Screening gratuiti e accessibili, ma adesione ancora troppo bassa: istituzioni e specialisti uniti per diffondere la cultura della diagnosi precoce

Rafforzare la cultura della prevenzione e aumentare l’adesione agli screening: è questa la sfida lanciata da Fondazione Humanitas Sicilia e ASP di Catania nel corso dell’incontro “Colon-retto, quando il tempo diventa cura”, ospitato al Museo Diocesano. Un appuntamento che ha acceso i riflettori su uno dei tumori più diffusi e, al tempo stesso, tra i più prevenibili. Il dato che emerge è chiaro e preoccupante: nel 2025, nella provincia etnea, solo il 10% della popolazione ha aderito ai programmi di screening per il tumore al colon-retto. Un valore tra i più bassi in Sicilia, che colloca Catania al penultimo posto tra le province dell’isola.

L’obiettivo condiviso da istituzioni, operatori sanitari e mondo della ricerca è invertire questa tendenza, rendendo sempre più capillare e accessibile l’offerta di prevenzione. Il programma è già attivo e consente a uomini e donne tra i 50 e i 69 anni di effettuare gratuitamente il test per la ricerca del sangue occulto nelle feci, primo strumento fondamentale per individuare precocemente eventuali anomalie. I kit sono disponibili su tutto il territorio presso farmacie, consultori e punti prelievo dell’ASP. «In Italia si registrano circa 45mila nuovi casi ogni anno, di cui 3.500 in Sicilia – spiega il professor Alessandro Repici, presidente di Fondazione Humanitas Sicilia –. Nelle regioni del Nord l’adesione agli screening supera il 50%, permettendo diagnosi precoci e migliori possibilità di cura. Al Sud, invece, e in particolare a Catania, la scarsa partecipazione porta spesso a diagnosi tardive, con conseguenze significative sulla sopravvivenza dei pazienti».

Il messaggio è chiaro: prevenire significa salvare vite. Ed è proprio su questo che insiste anche il direttore generale dell’ASP di Catania, Giuseppe Laganga Senzio: «Lo screening è un test semplice ma decisivo, che permette di intervenire tempestivamente.
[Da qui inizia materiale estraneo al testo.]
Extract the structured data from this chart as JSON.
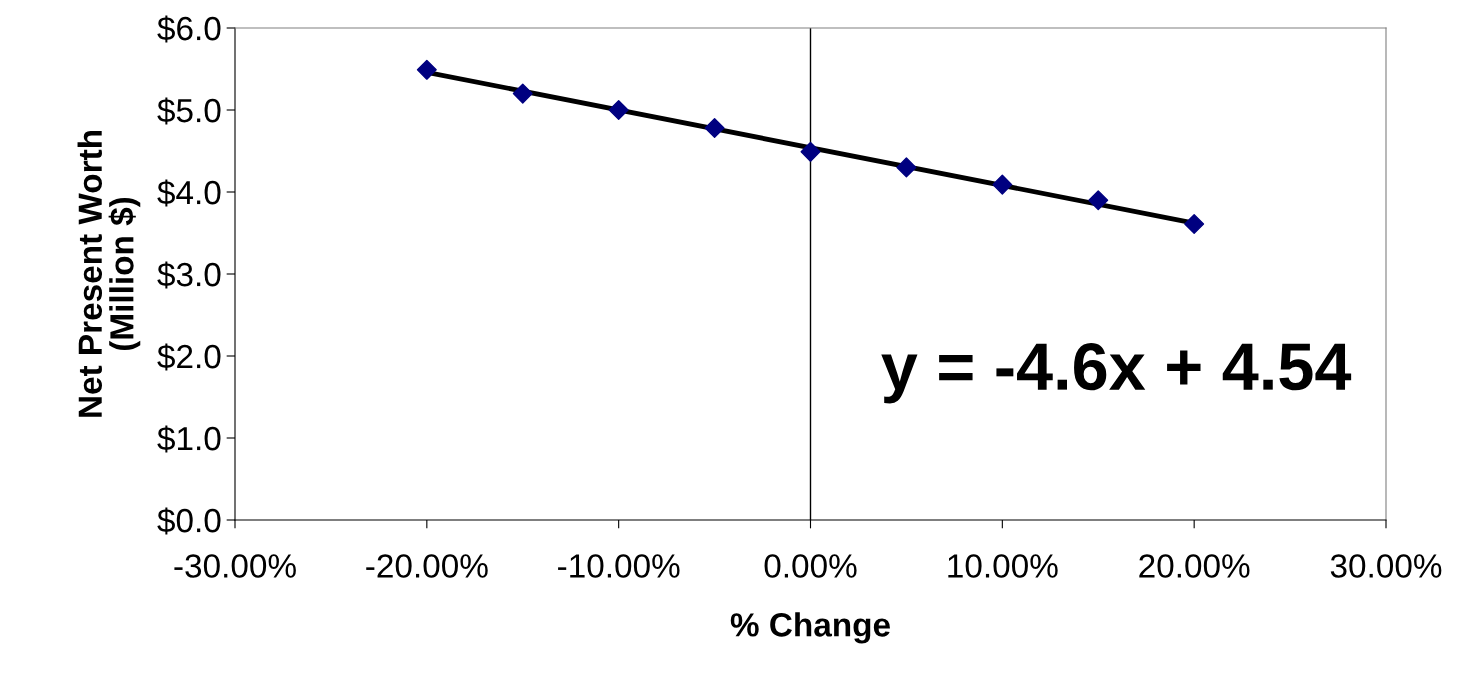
{
  "chart_data": {
    "type": "scatter",
    "xlabel": "% Change",
    "ylabel": "Net Present Worth\n(Million $)",
    "x": [
      -0.2,
      -0.15,
      -0.1,
      -0.05,
      0,
      0.05,
      0.1,
      0.15,
      0.2
    ],
    "series": [
      {
        "color": "#000080",
        "marker": "diamond",
        "values": [
          5.49,
          5.2,
          5.0,
          4.78,
          4.49,
          4.3,
          4.09,
          3.9,
          3.61
        ]
      },
      {
        "type": "line",
        "color": "#000000",
        "marker": "none",
        "line_style": "solid",
        "x": [
          -0.2,
          0.2
        ],
        "values": [
          5.46,
          3.62
        ]
      }
    ],
    "xlim": [
      -0.3,
      0.3
    ],
    "xticks": [
      {
        "value": -0.3,
        "label": "-30.00%"
      },
      {
        "value": -0.2,
        "label": "-20.00%"
      },
      {
        "value": -0.1,
        "label": "-10.00%"
      },
      {
        "value": 0,
        "label": "0.00%"
      },
      {
        "value": 0.1,
        "label": "10.00%"
      },
      {
        "value": 0.2,
        "label": "20.00%"
      },
      {
        "value": 0.3,
        "label": "30.00%"
      }
    ],
    "ylim": [
      0,
      6
    ],
    "yticks": [
      {
        "value": 0,
        "label": "$0.0"
      },
      {
        "value": 1,
        "label": "$1.0"
      },
      {
        "value": 2,
        "label": "$2.0"
      },
      {
        "value": 3,
        "label": "$3.0"
      },
      {
        "value": 4,
        "label": "$4.0"
      },
      {
        "value": 5,
        "label": "$5.0"
      },
      {
        "value": 6,
        "label": "$6.0"
      }
    ],
    "ref_lines": [
      {
        "axis": "x",
        "value": 0,
        "color": "#000000"
      }
    ],
    "annotations": [
      "y = -4.6x + 4.54"
    ],
    "grid": false
  }
}
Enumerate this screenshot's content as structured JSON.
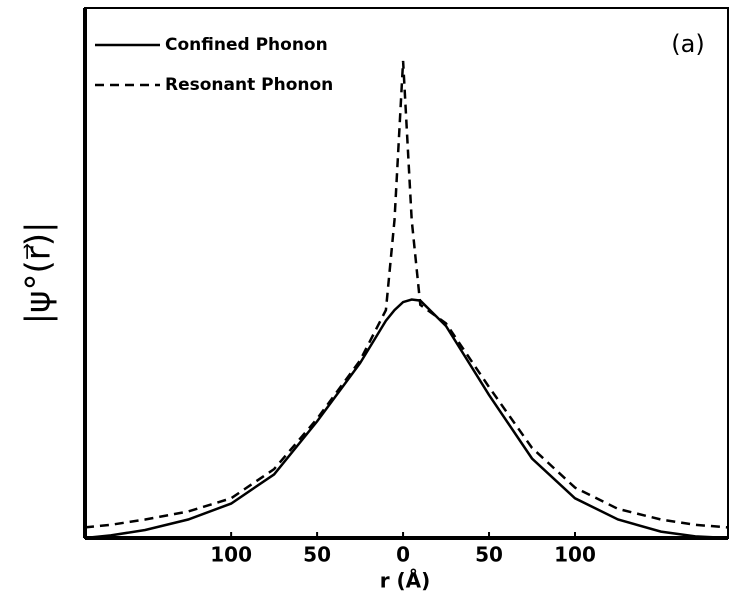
{
  "chart_data": {
    "type": "line",
    "x_label": "r (Å)",
    "y_label": "|ψ°(r⃗)|",
    "annotation": "(a)",
    "x": [
      -185,
      -170,
      -150,
      -125,
      -100,
      -75,
      -50,
      -25,
      -10,
      -5,
      0,
      5,
      10,
      25,
      50,
      75,
      100,
      125,
      150,
      170,
      189
    ],
    "series": [
      {
        "name": "Confined Phonon",
        "color": "#000000",
        "dash": "solid",
        "values": [
          0.0,
          0.005,
          0.015,
          0.035,
          0.065,
          0.12,
          0.22,
          0.33,
          0.41,
          0.43,
          0.445,
          0.45,
          0.448,
          0.4,
          0.27,
          0.15,
          0.075,
          0.035,
          0.012,
          0.003,
          0.0
        ]
      },
      {
        "name": "Resonant Phonon",
        "color": "#000000",
        "dash": "dashed",
        "values": [
          0.02,
          0.025,
          0.035,
          0.05,
          0.075,
          0.13,
          0.225,
          0.335,
          0.43,
          0.6,
          0.9,
          0.6,
          0.44,
          0.405,
          0.285,
          0.17,
          0.095,
          0.055,
          0.035,
          0.025,
          0.02
        ]
      }
    ],
    "xlim": [
      -185,
      189
    ],
    "ylim": [
      0,
      1
    ],
    "xticks": [
      {
        "value": -100,
        "label": "100"
      },
      {
        "value": -50,
        "label": "50"
      },
      0,
      {
        "value": 50,
        "label": "50"
      },
      {
        "value": 100,
        "label": "100"
      }
    ],
    "legend": "upper left"
  }
}
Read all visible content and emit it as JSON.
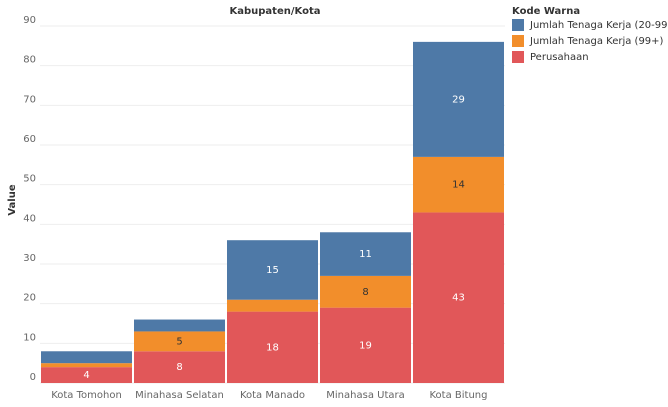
{
  "chart_data": {
    "type": "bar",
    "stacked": true,
    "title": "Kabupaten/Kota",
    "y_label": "Value",
    "categories": [
      "Kota Tomohon",
      "Minahasa Selatan",
      "Kota Manado",
      "Minahasa Utara",
      "Kota Bitung"
    ],
    "legend_title": "Kode Warna",
    "legend": "right",
    "grid": true,
    "series": [
      {
        "name": "Jumlah Tenaga Kerja (20-99)",
        "color": "#4e79a7",
        "values": [
          3,
          3,
          15,
          11,
          29
        ]
      },
      {
        "name": "Jumlah Tenaga Kerja (99+)",
        "color": "#f28e2b",
        "values": [
          1,
          5,
          3,
          8,
          14
        ]
      },
      {
        "name": "Perusahaan",
        "color": "#e15759",
        "values": [
          4,
          8,
          18,
          19,
          43
        ]
      }
    ],
    "ylim": [
      0,
      90
    ],
    "yticks": [
      0,
      10,
      20,
      30,
      40,
      50,
      60,
      70,
      80,
      90
    ]
  }
}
L’Azienda sanitaria è impegnata quotidianamente, insieme ai partner del territorio, per garantire un’offerta accessibile e diffondere una maggiore consapevolezza tra i cittadini». Durante l’incontro, moderato dal giornalista Salvo La Rosa, sono stati approfonditi diversi aspetti del percorso di prevenzione e cura: dall’importanza della diagnosi precoce all’esenzione per familiarità, fino alle più recenti evoluzioni della ricerca oncologica.

Il dottor Carlo Carnaghi, responsabile di Oncologia Medica e Oncoematologia di Humanitas Catanese, ha sottolineato le conseguenze delle diagnosi tardive: «Ogni giorno osserviamo l’impatto di malattie individuate troppo tardi, che richiedono terapie più invasive e con esiti incerti. È fondamentale rafforzare l’integrazione tra ospedale e territorio per aumentare la partecipazione agli screening». Parallelamente, i progressi della medicina offrono nuove prospettive. Il dottor Sebastiano Mongiovì, responsabile di Chirurgia Addominale, evidenzia come «le tecniche chirurgiche sempre meno invasive, dalla laparoscopia alla robotica, permettano oggi interventi più efficaci, con tempi di recupero ridotti e risultati sempre più promettenti, anche in casi complessi».

A fare la differenza, tuttavia, resta la prevenzione. Come ribadisce il direttore sanitario dell’ASP, Giovanni Francesco Di Fede: «Lo screening non è un semplice esame, ma un percorso strutturato che accompagna il cittadino in tutte le fasi, garantendo sicurezza, qualità e appropriatezza. È essenziale che la popolazione aderisca con fiducia a questi programmi». L’iniziativa rappresenta così un modello concreto di collaborazione tra pubblico e privato, con un obiettivo comune: trasformare la prevenzione in una pratica diffusa e quotidiana, capace di ridurre l’incidenza e la mortalità di una patologia che, se diagnosticata in tempo, può essere efficacemente contrastata.